In 2005 Hurricane Katrina devastated the infrastructure, economy and every aspect of normal life in the New Orleans and gulf region. Currently the world is experiencing a similar interruption and catastrophe with the COVID19 pandemic. The virus has made landfall in Washington State (and most of the US), and we don’t yet know how long the surge will last or how far reaching the devastation will be. Here’s a few miscellaneous thoughts from Sound Realty Group on how and what the aftermath of CoronaVirus will look like in real estate in the Puget Sound region, and specifically the multi-family scene.
- Economists are projecting this recession to have a V-Shape rather than a U or L shape which have defined other recession patterns- we will quickly hit a low, but bounce back forcefully and fast.
- We are simultaneously experiencing 2 different economies right now. One being the hard-hit sectors including service/hospitality where many Americans are jobless and financially hurting. Also - with the stock market fluctuations many Americans have seen their retirement and/or savings wiped out. The other economy is still robust and includes certain businesses and parts of the tech industry that are thriving right now due to lifestyle shifts and new consumer demands. America needs these two different economies to come back in alignment, but that will not be an immediate process.
- At SRG we have seen how real estate overlaps both of these economies with the stock market being so volatile right now, real estate is becoming a more desirable asset to many investors.. In several asset classes the real estate market is still robust, hot and strong! We’ve seen fierce competition in the residential and multi-family arenas. Here’s a few projections on how that will play out in the immediate and near future:
- Short Term Multi-Family: rent rates will flatline (we’ve experienced rapid appreciation over the last several quarters in the greater Seattle area). With the Government’s moratorium on evictions and enhanced guidelines for landlords we can count on rents to stay where they are at for the next few months.

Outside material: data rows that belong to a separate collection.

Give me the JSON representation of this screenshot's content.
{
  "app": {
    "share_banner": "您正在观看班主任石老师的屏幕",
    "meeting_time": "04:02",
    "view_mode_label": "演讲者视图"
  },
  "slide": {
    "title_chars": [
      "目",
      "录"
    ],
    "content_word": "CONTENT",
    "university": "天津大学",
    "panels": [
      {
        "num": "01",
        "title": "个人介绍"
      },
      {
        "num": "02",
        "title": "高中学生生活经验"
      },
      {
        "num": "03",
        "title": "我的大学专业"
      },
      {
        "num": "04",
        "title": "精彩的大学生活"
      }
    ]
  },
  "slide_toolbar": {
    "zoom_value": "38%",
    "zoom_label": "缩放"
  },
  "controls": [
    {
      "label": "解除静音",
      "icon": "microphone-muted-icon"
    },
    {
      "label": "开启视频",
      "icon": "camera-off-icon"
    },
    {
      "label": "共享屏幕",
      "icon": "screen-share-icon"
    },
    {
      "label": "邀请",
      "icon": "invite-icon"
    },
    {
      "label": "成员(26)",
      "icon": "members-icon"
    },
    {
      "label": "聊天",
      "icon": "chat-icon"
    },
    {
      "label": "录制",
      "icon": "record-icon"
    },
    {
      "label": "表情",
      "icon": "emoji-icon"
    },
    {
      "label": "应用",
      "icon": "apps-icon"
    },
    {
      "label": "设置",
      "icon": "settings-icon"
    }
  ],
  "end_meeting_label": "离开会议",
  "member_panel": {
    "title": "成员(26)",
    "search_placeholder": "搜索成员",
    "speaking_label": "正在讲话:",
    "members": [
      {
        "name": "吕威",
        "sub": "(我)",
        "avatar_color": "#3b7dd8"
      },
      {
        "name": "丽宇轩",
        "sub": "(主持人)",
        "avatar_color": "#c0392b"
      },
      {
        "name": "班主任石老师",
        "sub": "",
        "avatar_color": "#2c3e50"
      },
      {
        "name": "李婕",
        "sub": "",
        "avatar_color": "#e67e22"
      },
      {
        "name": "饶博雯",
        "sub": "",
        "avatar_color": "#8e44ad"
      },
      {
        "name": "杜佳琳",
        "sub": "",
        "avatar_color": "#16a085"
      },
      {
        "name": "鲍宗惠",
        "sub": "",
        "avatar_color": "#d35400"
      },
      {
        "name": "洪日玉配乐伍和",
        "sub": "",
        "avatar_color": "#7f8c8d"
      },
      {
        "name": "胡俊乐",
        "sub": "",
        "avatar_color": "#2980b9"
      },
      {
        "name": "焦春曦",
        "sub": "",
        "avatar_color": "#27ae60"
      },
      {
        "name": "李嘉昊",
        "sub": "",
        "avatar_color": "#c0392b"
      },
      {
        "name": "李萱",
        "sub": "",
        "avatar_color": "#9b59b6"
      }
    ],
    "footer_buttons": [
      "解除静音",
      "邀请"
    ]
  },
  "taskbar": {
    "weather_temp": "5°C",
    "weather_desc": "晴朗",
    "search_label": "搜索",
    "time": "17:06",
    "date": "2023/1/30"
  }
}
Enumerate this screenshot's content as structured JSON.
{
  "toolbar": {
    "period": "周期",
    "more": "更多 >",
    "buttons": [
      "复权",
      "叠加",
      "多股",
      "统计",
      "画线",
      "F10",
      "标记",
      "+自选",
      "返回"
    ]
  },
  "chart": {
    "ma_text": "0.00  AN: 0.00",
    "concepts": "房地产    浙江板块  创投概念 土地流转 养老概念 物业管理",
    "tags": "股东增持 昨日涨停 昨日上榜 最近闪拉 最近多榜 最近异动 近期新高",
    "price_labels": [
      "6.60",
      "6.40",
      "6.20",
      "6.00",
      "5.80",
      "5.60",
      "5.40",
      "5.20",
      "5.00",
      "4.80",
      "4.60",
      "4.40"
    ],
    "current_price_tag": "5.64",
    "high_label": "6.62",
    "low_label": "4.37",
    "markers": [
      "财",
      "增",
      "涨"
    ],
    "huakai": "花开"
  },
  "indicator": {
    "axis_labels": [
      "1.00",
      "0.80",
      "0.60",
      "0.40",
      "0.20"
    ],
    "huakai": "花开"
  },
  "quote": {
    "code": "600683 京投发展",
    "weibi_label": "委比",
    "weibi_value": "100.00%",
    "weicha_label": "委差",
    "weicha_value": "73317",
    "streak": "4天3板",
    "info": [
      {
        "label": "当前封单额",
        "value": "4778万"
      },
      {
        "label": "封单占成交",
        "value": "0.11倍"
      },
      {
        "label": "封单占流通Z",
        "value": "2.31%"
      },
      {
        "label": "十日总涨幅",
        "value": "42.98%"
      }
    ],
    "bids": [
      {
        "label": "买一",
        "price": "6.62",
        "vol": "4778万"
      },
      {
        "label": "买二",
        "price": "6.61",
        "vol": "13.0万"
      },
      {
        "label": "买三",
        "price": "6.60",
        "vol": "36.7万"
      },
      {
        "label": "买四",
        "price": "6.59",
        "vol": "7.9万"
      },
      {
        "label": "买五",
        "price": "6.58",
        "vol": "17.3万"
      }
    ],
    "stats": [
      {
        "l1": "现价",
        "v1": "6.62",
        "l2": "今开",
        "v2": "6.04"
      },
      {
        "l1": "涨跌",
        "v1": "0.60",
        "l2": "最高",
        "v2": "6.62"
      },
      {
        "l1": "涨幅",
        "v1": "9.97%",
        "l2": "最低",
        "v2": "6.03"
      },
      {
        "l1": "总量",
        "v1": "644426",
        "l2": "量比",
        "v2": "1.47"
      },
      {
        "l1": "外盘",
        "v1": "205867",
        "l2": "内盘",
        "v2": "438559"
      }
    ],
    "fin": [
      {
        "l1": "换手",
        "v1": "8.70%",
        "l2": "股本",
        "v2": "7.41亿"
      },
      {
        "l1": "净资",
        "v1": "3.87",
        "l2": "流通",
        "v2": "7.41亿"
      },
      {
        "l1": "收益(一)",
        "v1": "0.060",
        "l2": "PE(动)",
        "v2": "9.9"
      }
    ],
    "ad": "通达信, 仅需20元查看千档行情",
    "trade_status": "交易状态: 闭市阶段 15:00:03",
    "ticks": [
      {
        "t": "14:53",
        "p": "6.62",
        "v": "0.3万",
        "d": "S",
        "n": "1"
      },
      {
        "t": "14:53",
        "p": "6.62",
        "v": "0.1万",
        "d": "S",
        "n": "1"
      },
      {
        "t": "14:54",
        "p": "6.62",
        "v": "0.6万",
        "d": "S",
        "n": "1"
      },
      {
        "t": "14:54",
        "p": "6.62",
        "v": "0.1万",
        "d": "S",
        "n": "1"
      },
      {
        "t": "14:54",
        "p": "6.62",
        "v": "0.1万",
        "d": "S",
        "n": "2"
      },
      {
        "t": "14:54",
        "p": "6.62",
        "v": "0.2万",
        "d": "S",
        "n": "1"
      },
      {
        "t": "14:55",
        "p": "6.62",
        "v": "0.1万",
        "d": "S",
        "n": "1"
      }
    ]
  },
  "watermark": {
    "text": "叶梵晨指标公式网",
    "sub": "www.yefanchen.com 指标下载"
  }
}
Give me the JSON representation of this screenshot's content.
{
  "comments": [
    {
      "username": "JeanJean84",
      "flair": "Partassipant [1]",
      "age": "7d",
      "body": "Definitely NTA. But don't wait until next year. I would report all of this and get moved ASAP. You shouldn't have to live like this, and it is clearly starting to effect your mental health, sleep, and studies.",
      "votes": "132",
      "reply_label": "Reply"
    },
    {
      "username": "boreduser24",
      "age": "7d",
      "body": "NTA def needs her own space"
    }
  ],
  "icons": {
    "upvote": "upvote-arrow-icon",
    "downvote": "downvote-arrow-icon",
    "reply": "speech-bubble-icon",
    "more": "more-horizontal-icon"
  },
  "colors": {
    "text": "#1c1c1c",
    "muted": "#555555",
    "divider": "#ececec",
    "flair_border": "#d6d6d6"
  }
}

- 6-9 months: We’re predicting vacancy rates to tick up some amount as the ripples of this disruption cause some tenants to move due to altered financial situations.
- Competition is still strong suggesting that values might hold steady.
- Multi-Family inventory has ticked up in the last few weeks, but it's too early to tell if this is a solid trend that will continue.
- Different asset classes will respond differently.
- Hospitality and brick and mortar retail are taking a huge hit and recovery will probably be slow.
- Office Space: in the greater Seattle area demand was high before COVID19, we have yet to see if all of that demand will return as many sectors/businesses learn to work from home.
- Senior Living is already taking a huge blow from COVID19, expect more regulations in the future, and consumer apprehension as a repose to the senior living facilities playing a role in the pandemic.
- Residential/Single Family Housing: currently residential construction is deemed non-essential so many projects are halted. This is cause for concern since inventory and supply was already limited before COVID 19. If these projects continue to be delayed we will continue to see an unbalanced seller’s market and lack of inventory.
- Multi-Family Housing is predicted to hold steady through this crisis. Rent rates and vacancy rates will probably fluctuate so an investor’s business model will need to shift, and we will see some fluctuation in cap rates, but this will remain a sought-after and stabilized asset class.